For integrated programs such as Christiana Care’s, it required some adjustments by embedded behavioral-care specialists to provide shorter-term interventions than the more traditional 45-minute psychotherapy sessions, for which a course a treatment can last months or years.
One size does not fit all
Although a number of health systems have taken steps toward integration, there isn’t a single model that works for every environment. Some approaches call for behavioral healthcare services to be on the same premises as medical care, but mostly separate in terms of practice except when a patient is referred. A second calls for coordination between behavioral and physical health providers that includes a constant exchange of information between the two despite them being in different settings. A third fully integrates mental health as part of a care team that works with a primary-care physician at every point of the patient’s care.
Advocate Health Care targets patients with a medical diagnosis who may also have a behavioral health co-morbidity. Advocate, based in the Chicago suburbs, has embedded a behavioral health specialist at two of its outpatient primary-care practices and plans to expand access through a telemedicine platform.

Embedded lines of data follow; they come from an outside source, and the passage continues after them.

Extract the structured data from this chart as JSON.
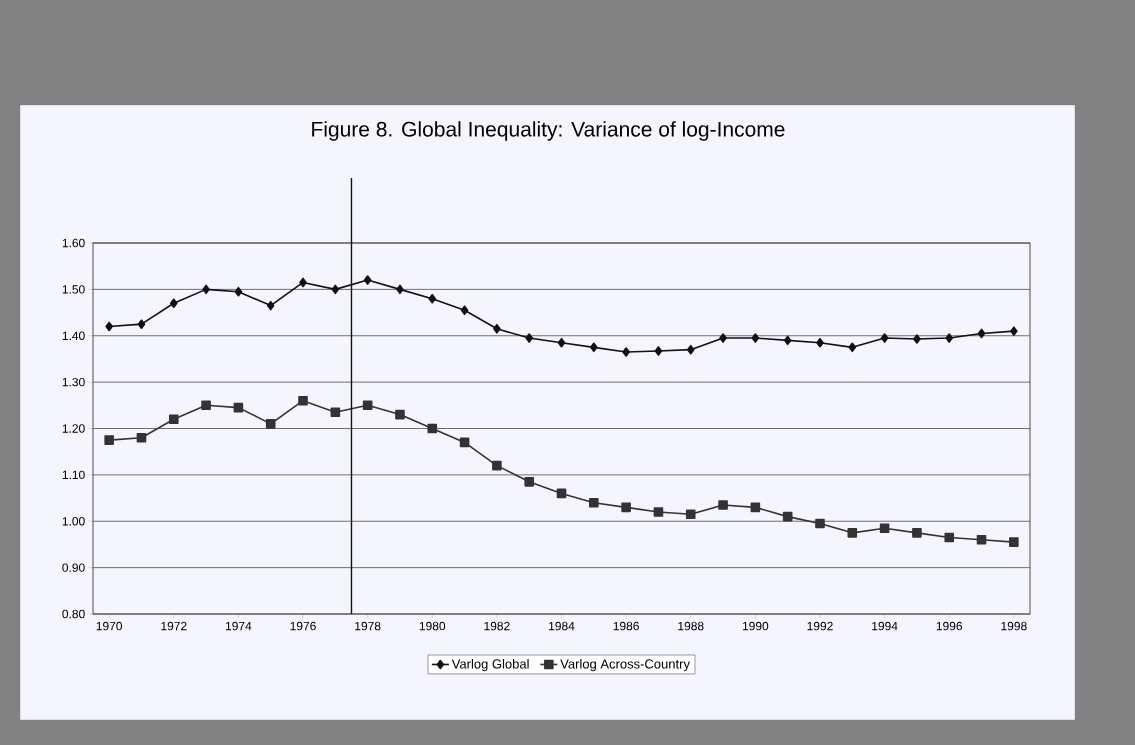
{
  "chart_data": {
    "type": "line",
    "title": "Figure 8. Global Inequality: Variance of log-Income",
    "x": [
      1970,
      1971,
      1972,
      1973,
      1974,
      1975,
      1976,
      1977,
      1978,
      1979,
      1980,
      1981,
      1982,
      1983,
      1984,
      1985,
      1986,
      1987,
      1988,
      1989,
      1990,
      1991,
      1992,
      1993,
      1994,
      1995,
      1996,
      1997,
      1998
    ],
    "series": [
      {
        "name": "Varlog Global",
        "color": "#111111",
        "marker": "diamond",
        "values": [
          1.42,
          1.425,
          1.47,
          1.5,
          1.495,
          1.465,
          1.515,
          1.5,
          1.52,
          1.5,
          1.48,
          1.455,
          1.415,
          1.395,
          1.385,
          1.375,
          1.365,
          1.367,
          1.37,
          1.395,
          1.395,
          1.39,
          1.385,
          1.375,
          1.395,
          1.393,
          1.395,
          1.405,
          1.41
        ]
      },
      {
        "name": "Varlog Across-Country",
        "color": "#333333",
        "marker": "square",
        "values": [
          1.175,
          1.18,
          1.22,
          1.25,
          1.245,
          1.21,
          1.26,
          1.235,
          1.25,
          1.23,
          1.2,
          1.17,
          1.12,
          1.085,
          1.06,
          1.04,
          1.03,
          1.02,
          1.015,
          1.035,
          1.03,
          1.01,
          0.995,
          0.975,
          0.985,
          0.975,
          0.965,
          0.96,
          0.955
        ]
      }
    ],
    "xlim": [
      1969.5,
      1998.5
    ],
    "xticks": [
      1970,
      1972,
      1974,
      1976,
      1978,
      1980,
      1982,
      1984,
      1986,
      1988,
      1990,
      1992,
      1994,
      1996,
      1998
    ],
    "ylim": [
      0.8,
      1.6
    ],
    "yticks": [
      {
        "value": 0.8,
        "label": "0.80"
      },
      {
        "value": 0.9,
        "label": "0.90"
      },
      {
        "value": 1.0,
        "label": "1.00"
      },
      {
        "value": 1.1,
        "label": "1.10"
      },
      {
        "value": 1.2,
        "label": "1.20"
      },
      {
        "value": 1.3,
        "label": "1.30"
      },
      {
        "value": 1.4,
        "label": "1.40"
      },
      {
        "value": 1.5,
        "label": "1.50"
      },
      {
        "value": 1.6,
        "label": "1.60"
      }
    ],
    "ref_lines": [
      {
        "axis": "x",
        "value": 1977.5,
        "color": "#111111"
      }
    ],
    "grid": "y",
    "legend": "bottom"
  }
}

In 2012, the system found that 26% of its medical inpatients had a behavioral health issue, which amounted to approximately $26 million a year in excess healthcare costs and added to their length of stay by an average of 1.07 days.

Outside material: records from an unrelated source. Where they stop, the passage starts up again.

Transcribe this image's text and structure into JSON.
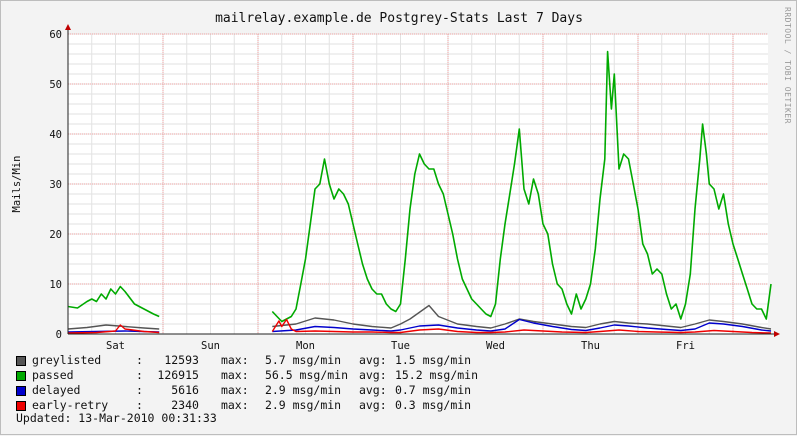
{
  "chart_data": {
    "type": "line",
    "title": "mailrelay.example.de Postgrey-Stats Last 7 Days",
    "ylabel": "Mails/Min",
    "xlabel": "",
    "ylim": [
      0,
      60
    ],
    "yticks": [
      0,
      10,
      20,
      30,
      40,
      50,
      60
    ],
    "xlim": [
      0,
      7
    ],
    "xticks": [
      {
        "label": "Sat",
        "x": 0.5
      },
      {
        "label": "Sun",
        "x": 1.5
      },
      {
        "label": "Mon",
        "x": 2.5
      },
      {
        "label": "Tue",
        "x": 3.5
      },
      {
        "label": "Wed",
        "x": 4.5
      },
      {
        "label": "Thu",
        "x": 5.5
      },
      {
        "label": "Fri",
        "x": 6.5
      }
    ],
    "grid": true,
    "series": [
      {
        "name": "passed",
        "color": "#00aa00",
        "points": [
          [
            0.0,
            5.5
          ],
          [
            0.1,
            5.2
          ],
          [
            0.2,
            6.5
          ],
          [
            0.25,
            7.0
          ],
          [
            0.3,
            6.5
          ],
          [
            0.35,
            8.0
          ],
          [
            0.4,
            7.0
          ],
          [
            0.45,
            9.0
          ],
          [
            0.5,
            8.0
          ],
          [
            0.55,
            9.5
          ],
          [
            0.6,
            8.5
          ],
          [
            0.7,
            6.0
          ],
          [
            0.8,
            5.0
          ],
          [
            0.9,
            4.0
          ],
          [
            0.96,
            3.5
          ],
          [
            1.0,
            null
          ],
          [
            2.15,
            4.5
          ],
          [
            2.2,
            3.5
          ],
          [
            2.25,
            2.5
          ],
          [
            2.35,
            3.5
          ],
          [
            2.4,
            5.0
          ],
          [
            2.45,
            10.0
          ],
          [
            2.5,
            15.0
          ],
          [
            2.55,
            22.0
          ],
          [
            2.6,
            29.0
          ],
          [
            2.65,
            30.0
          ],
          [
            2.7,
            35.0
          ],
          [
            2.75,
            30.0
          ],
          [
            2.8,
            27.0
          ],
          [
            2.85,
            29.0
          ],
          [
            2.9,
            28.0
          ],
          [
            2.95,
            26.0
          ],
          [
            3.0,
            22.0
          ],
          [
            3.05,
            18.0
          ],
          [
            3.1,
            14.0
          ],
          [
            3.15,
            11.0
          ],
          [
            3.2,
            9.0
          ],
          [
            3.25,
            8.0
          ],
          [
            3.3,
            8.0
          ],
          [
            3.35,
            6.0
          ],
          [
            3.4,
            5.0
          ],
          [
            3.45,
            4.5
          ],
          [
            3.5,
            6.0
          ],
          [
            3.55,
            15.0
          ],
          [
            3.6,
            25.0
          ],
          [
            3.65,
            32.0
          ],
          [
            3.7,
            36.0
          ],
          [
            3.75,
            34.0
          ],
          [
            3.8,
            33.0
          ],
          [
            3.85,
            33.0
          ],
          [
            3.9,
            30.0
          ],
          [
            3.95,
            28.0
          ],
          [
            4.0,
            24.0
          ],
          [
            4.05,
            20.0
          ],
          [
            4.1,
            15.0
          ],
          [
            4.15,
            11.0
          ],
          [
            4.2,
            9.0
          ],
          [
            4.25,
            7.0
          ],
          [
            4.3,
            6.0
          ],
          [
            4.35,
            5.0
          ],
          [
            4.4,
            4.0
          ],
          [
            4.45,
            3.5
          ],
          [
            4.5,
            6.0
          ],
          [
            4.55,
            15.0
          ],
          [
            4.6,
            22.0
          ],
          [
            4.65,
            28.0
          ],
          [
            4.7,
            34.0
          ],
          [
            4.75,
            41.0
          ],
          [
            4.8,
            29.0
          ],
          [
            4.85,
            26.0
          ],
          [
            4.9,
            31.0
          ],
          [
            4.95,
            28.0
          ],
          [
            5.0,
            22.0
          ],
          [
            5.05,
            20.0
          ],
          [
            5.1,
            14.0
          ],
          [
            5.15,
            10.0
          ],
          [
            5.2,
            9.0
          ],
          [
            5.25,
            6.0
          ],
          [
            5.3,
            4.0
          ],
          [
            5.35,
            8.0
          ],
          [
            5.4,
            5.0
          ],
          [
            5.45,
            7.0
          ],
          [
            5.5,
            10.0
          ],
          [
            5.55,
            17.0
          ],
          [
            5.6,
            27.0
          ],
          [
            5.65,
            35.0
          ],
          [
            5.68,
            56.5
          ],
          [
            5.72,
            45.0
          ],
          [
            5.75,
            52.0
          ],
          [
            5.8,
            33.0
          ],
          [
            5.85,
            36.0
          ],
          [
            5.9,
            35.0
          ],
          [
            5.95,
            30.0
          ],
          [
            6.0,
            25.0
          ],
          [
            6.05,
            18.0
          ],
          [
            6.1,
            16.0
          ],
          [
            6.15,
            12.0
          ],
          [
            6.2,
            13.0
          ],
          [
            6.25,
            12.0
          ],
          [
            6.3,
            8.0
          ],
          [
            6.35,
            5.0
          ],
          [
            6.4,
            6.0
          ],
          [
            6.45,
            3.0
          ],
          [
            6.5,
            6.0
          ],
          [
            6.55,
            12.0
          ],
          [
            6.6,
            25.0
          ],
          [
            6.65,
            35.0
          ],
          [
            6.68,
            42.0
          ],
          [
            6.72,
            36.0
          ],
          [
            6.75,
            30.0
          ],
          [
            6.8,
            29.0
          ],
          [
            6.85,
            25.0
          ],
          [
            6.9,
            28.0
          ],
          [
            6.95,
            22.0
          ],
          [
            7.0,
            18.0
          ],
          [
            7.05,
            15.0
          ],
          [
            7.1,
            12.0
          ],
          [
            7.15,
            9.0
          ],
          [
            7.2,
            6.0
          ],
          [
            7.25,
            5.0
          ],
          [
            7.3,
            5.0
          ],
          [
            7.35,
            3.0
          ],
          [
            7.4,
            10.0
          ]
        ]
      },
      {
        "name": "greylisted",
        "color": "#555555",
        "points": [
          [
            0.0,
            1.0
          ],
          [
            0.2,
            1.3
          ],
          [
            0.4,
            1.8
          ],
          [
            0.6,
            1.5
          ],
          [
            0.8,
            1.2
          ],
          [
            0.96,
            1.0
          ],
          [
            1.0,
            null
          ],
          [
            2.15,
            1.5
          ],
          [
            2.4,
            2.0
          ],
          [
            2.6,
            3.2
          ],
          [
            2.8,
            2.8
          ],
          [
            3.0,
            2.0
          ],
          [
            3.2,
            1.5
          ],
          [
            3.4,
            1.2
          ],
          [
            3.5,
            2.0
          ],
          [
            3.6,
            3.0
          ],
          [
            3.8,
            5.7
          ],
          [
            3.9,
            3.5
          ],
          [
            4.1,
            2.0
          ],
          [
            4.3,
            1.5
          ],
          [
            4.45,
            1.2
          ],
          [
            4.6,
            2.0
          ],
          [
            4.75,
            3.0
          ],
          [
            4.9,
            2.5
          ],
          [
            5.1,
            2.0
          ],
          [
            5.3,
            1.5
          ],
          [
            5.45,
            1.3
          ],
          [
            5.6,
            2.0
          ],
          [
            5.75,
            2.5
          ],
          [
            5.9,
            2.2
          ],
          [
            6.1,
            2.0
          ],
          [
            6.3,
            1.6
          ],
          [
            6.45,
            1.3
          ],
          [
            6.6,
            2.0
          ],
          [
            6.75,
            2.8
          ],
          [
            6.9,
            2.5
          ],
          [
            7.1,
            2.0
          ],
          [
            7.3,
            1.3
          ],
          [
            7.4,
            1.0
          ]
        ]
      },
      {
        "name": "delayed",
        "color": "#0000cc",
        "points": [
          [
            0.0,
            0.4
          ],
          [
            0.3,
            0.5
          ],
          [
            0.6,
            0.6
          ],
          [
            0.96,
            0.4
          ],
          [
            1.0,
            null
          ],
          [
            2.15,
            0.5
          ],
          [
            2.4,
            0.8
          ],
          [
            2.6,
            1.5
          ],
          [
            2.8,
            1.3
          ],
          [
            3.0,
            1.0
          ],
          [
            3.2,
            0.8
          ],
          [
            3.4,
            0.6
          ],
          [
            3.5,
            0.8
          ],
          [
            3.7,
            1.6
          ],
          [
            3.9,
            1.8
          ],
          [
            4.1,
            1.2
          ],
          [
            4.3,
            0.8
          ],
          [
            4.45,
            0.6
          ],
          [
            4.6,
            1.0
          ],
          [
            4.75,
            2.9
          ],
          [
            4.9,
            2.2
          ],
          [
            5.1,
            1.5
          ],
          [
            5.3,
            0.9
          ],
          [
            5.45,
            0.7
          ],
          [
            5.6,
            1.2
          ],
          [
            5.75,
            1.8
          ],
          [
            5.9,
            1.6
          ],
          [
            6.1,
            1.2
          ],
          [
            6.3,
            0.9
          ],
          [
            6.45,
            0.7
          ],
          [
            6.6,
            1.0
          ],
          [
            6.75,
            2.2
          ],
          [
            6.9,
            2.0
          ],
          [
            7.1,
            1.5
          ],
          [
            7.3,
            0.8
          ],
          [
            7.4,
            0.6
          ]
        ]
      },
      {
        "name": "early-retry",
        "color": "#ee0000",
        "points": [
          [
            0.0,
            0.2
          ],
          [
            0.3,
            0.3
          ],
          [
            0.5,
            0.6
          ],
          [
            0.55,
            1.8
          ],
          [
            0.6,
            1.0
          ],
          [
            0.8,
            0.5
          ],
          [
            0.96,
            0.3
          ],
          [
            1.0,
            null
          ],
          [
            2.15,
            0.5
          ],
          [
            2.22,
            2.6
          ],
          [
            2.25,
            1.5
          ],
          [
            2.3,
            2.9
          ],
          [
            2.35,
            1.0
          ],
          [
            2.4,
            0.5
          ],
          [
            2.6,
            0.6
          ],
          [
            2.8,
            0.5
          ],
          [
            3.0,
            0.4
          ],
          [
            3.2,
            0.4
          ],
          [
            3.4,
            0.3
          ],
          [
            3.5,
            0.3
          ],
          [
            3.7,
            0.8
          ],
          [
            3.9,
            1.0
          ],
          [
            4.1,
            0.5
          ],
          [
            4.3,
            0.3
          ],
          [
            4.45,
            0.3
          ],
          [
            4.6,
            0.4
          ],
          [
            4.8,
            0.8
          ],
          [
            5.0,
            0.6
          ],
          [
            5.2,
            0.4
          ],
          [
            5.45,
            0.3
          ],
          [
            5.6,
            0.5
          ],
          [
            5.8,
            0.8
          ],
          [
            6.0,
            0.5
          ],
          [
            6.2,
            0.4
          ],
          [
            6.45,
            0.3
          ],
          [
            6.6,
            0.4
          ],
          [
            6.8,
            0.7
          ],
          [
            7.0,
            0.5
          ],
          [
            7.2,
            0.3
          ],
          [
            7.4,
            0.2
          ]
        ]
      }
    ]
  },
  "legend": [
    {
      "name": "greylisted",
      "total": "12593",
      "max": "5.7 msg/min",
      "avg": "1.5 msg/min",
      "color": "#555555"
    },
    {
      "name": "passed",
      "total": "126915",
      "max": "56.5 msg/min",
      "avg": "15.2 msg/min",
      "color": "#00aa00"
    },
    {
      "name": "delayed",
      "total": "5616",
      "max": "2.9 msg/min",
      "avg": "0.7 msg/min",
      "color": "#0000cc"
    },
    {
      "name": "early-retry",
      "total": "2340",
      "max": "2.9 msg/min",
      "avg": "0.3 msg/min",
      "color": "#ee0000"
    }
  ],
  "legend_labels": {
    "sep": ":",
    "max": "max:",
    "avg": "avg:"
  },
  "updated": "Updated: 13-Mar-2010 00:31:33",
  "watermark": "RRDTOOL / TOBI OETIKER"
}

Advocate has been conducting mental health screening within its primary-care physician practices as well as screening all emergency department and hospital inpatients over the age of 65. “We did not want to miss the opportunity to screen patients and begin treatment if needed while they were in our EDs and inpatient units,” said Jeannine Herbst, executive director for Advocate’s behavioral health service line.
A role for primary care?
The role of primary care in addressing behavioral health continues to be debated. Some feel the workload of the average primary-care physician is heavy enough without adding the responsibility of being a mental health provider. There’s also the question of whether a patient can be effectively treated for a behavioral health disorder by a physician who has little time to spend on issues that may go beyond their expertise. “If a patient is not eager to say I’ve been depressed, I’ve been anxious and I have a backache, it’s not common that the primary-care physician is going to pull that information out of him,” said Catherine Sreckovich, managing director of the healthcare practice for consulting firm Navigant.

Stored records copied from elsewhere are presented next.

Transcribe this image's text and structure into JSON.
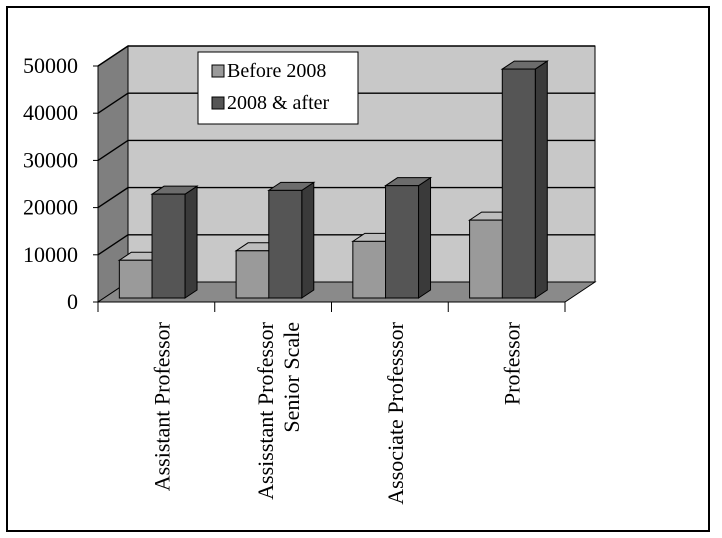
{
  "chart_data": {
    "type": "bar",
    "title": "",
    "xlabel": "",
    "ylabel": "",
    "categories": [
      [
        "Assistant Professor"
      ],
      [
        "Assisstant Professor",
        "Senior Scale"
      ],
      [
        "Associate Professsor"
      ],
      [
        "Professor"
      ]
    ],
    "series": [
      {
        "name": "Before 2008",
        "values": [
          8000,
          10000,
          12000,
          16500
        ],
        "color": "#9a9a9a"
      },
      {
        "name": "2008 & after",
        "values": [
          22000,
          22800,
          23800,
          48500
        ],
        "color": "#555555"
      }
    ],
    "ylim": [
      0,
      50000
    ],
    "yticks": [
      "0",
      "10000",
      "20000",
      "30000",
      "40000",
      "50000"
    ],
    "grid": true,
    "legend_position": "top-left inside plot",
    "colors": {
      "back_wall": "#c8c8c8",
      "side_wall": "#7f7f7f",
      "floor": "#8a8a8a",
      "grid_line": "#000000"
    }
  }
}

But the demands on primary care are constantly evolving to address the public’s health needs. The record number of overdose deaths from prescription opioid painkillers and heroin abuse seen over the past decade has fueled demand for substance abuse treatment. Such care is not as effective without a behavioral healthcare component, which is only going to add to the demand for such services now and in the foreseeable future.
How the nation’s health system ultimately defines mental health’s role as part of the larger healthcare framework will determine the future of not only behavioral health in the U.S., but overall health itself.
Successfully integrating behavioral and physical health services requires some cultural shifts; it’s not just a matter of embedding a psychologist or mental health professional within a medical unit.